The self-hosted smart home platform's June release flips the dashboard editor on its head. Instead of opening on a wall of card types named after internal building blocks, the new card picker in Home Assistant 2026.6 opens on a tree of floors, areas, devices, and entities. Pick a light and the right side fills with live previews of cards that actually fit it (a tile, a brightness slider, a toggle, color temperature, favorite colors), each rendered with real data before you commit. Custom cards can opt in to the new picker by adding a getEntitySuggestion function to their window.customCards entry, as documented in the developer blog post. The change is the first visible step of a broader Open Home Foundation roadmap effort to make dashboard building feel as natural as automation building.
Infrared becomes a two-way platform this release. Two months after the Infrared entity platform shipped as a sender, a new receiver event entity lets transmitter integrations expose the IR commands they pick up as events. ESPHome is the first transmitter on board, meaning any ESP32 with an IR receiver wired up can act as a whole-house IR listener, and LG Infrared is the first device integration to consume it. Two new IR device integrations land alongside it: Marantz Infrared and Samsung Infrared, both launching at silver quality. A new LG TV via Serial integration also arrives at silver, controlling LG sets over RS-232 through a direct cable, a USB-to-serial adapter, or an ESPHome-based serial proxy, including while the TV is in standby.

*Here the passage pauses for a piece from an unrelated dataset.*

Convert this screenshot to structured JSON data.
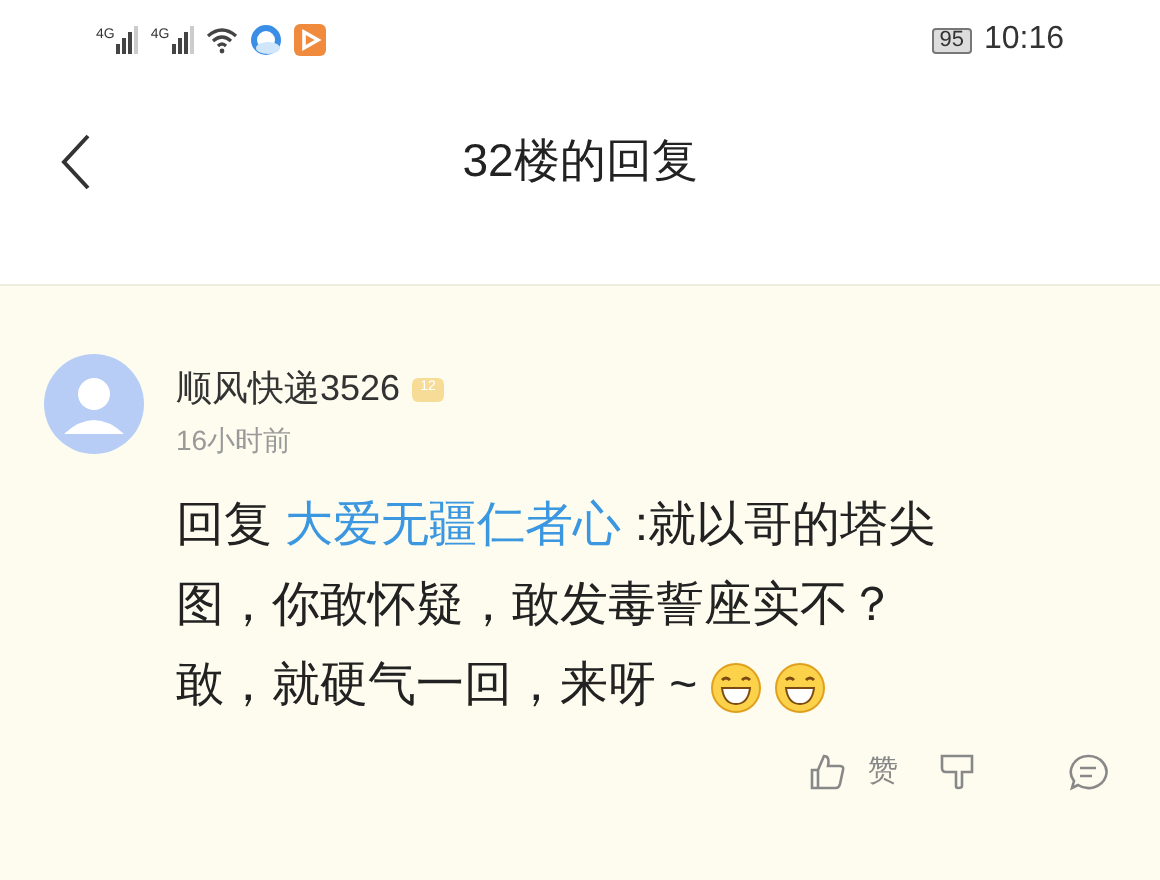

The automation editor picks up live test indicator badges on every condition row (green check for pass, red for fail, neutral for incomplete), target counts on every floor, area, device, and label pill so a "Bedrooms" target tells you it expands to twelve entities, and a dedicated Notes field on every trigger, condition, action, and script step that travels with blueprints and exports. The Labs preview of purpose-specific triggers and conditions adds four new zone triggers and four new zone conditions to replace the removed entered_home, left_home, is_home, and is_not_home building blocks, now working against any defined zone rather than just home. Z-Wave smart locks gain the credential management dialog that Matter locks got two releases ago, with the Z-Wave version adding password support (full character set) alongside PIN codes, all handled directly between Home Assistant and the lock over Z-Wave with no cloud or vendor app.
A quieter but significant change: the default Bluetooth scanning mode for both the Bluetooth integration and ESPHome Bluetooth proxies switches to Auto, dynamically alternating between active and passive scanning depending on whether an integration actually needs active mode. The project reports roughly 95 to 96 percent less battery used for Bluetooth scanning. OpenThread Border Router 1.4 also exits beta, shipping Thread 1.4 by default with a new built-in mDNS implementation that should resolve a class of Thread connectivity issues traced to mDNS quirks in home routers. On the AI side, the Anthropic integration adds Claude web fetch tool support, and a new OVHcloud AI Endpoints integration brings a Europe-hosted catalog of open-weight large language models to Assist.
The release also removes the legacy template platform syntax (under individual alarm_control_panel, binary_sensor, cover, fan, light, lock, sensor, switch, vacuum, and weather keys) after a six-month deprecation period, with a migration guide in the community forum. The legacy Konnected integration, deprecated in 2025.10, is gone too, with users directed to flash their hardware with ESPHome firmware per Konnected's migration guide. Home Assistant 2026.6 is available now through the usual update channels, with the full changelog covering everything else.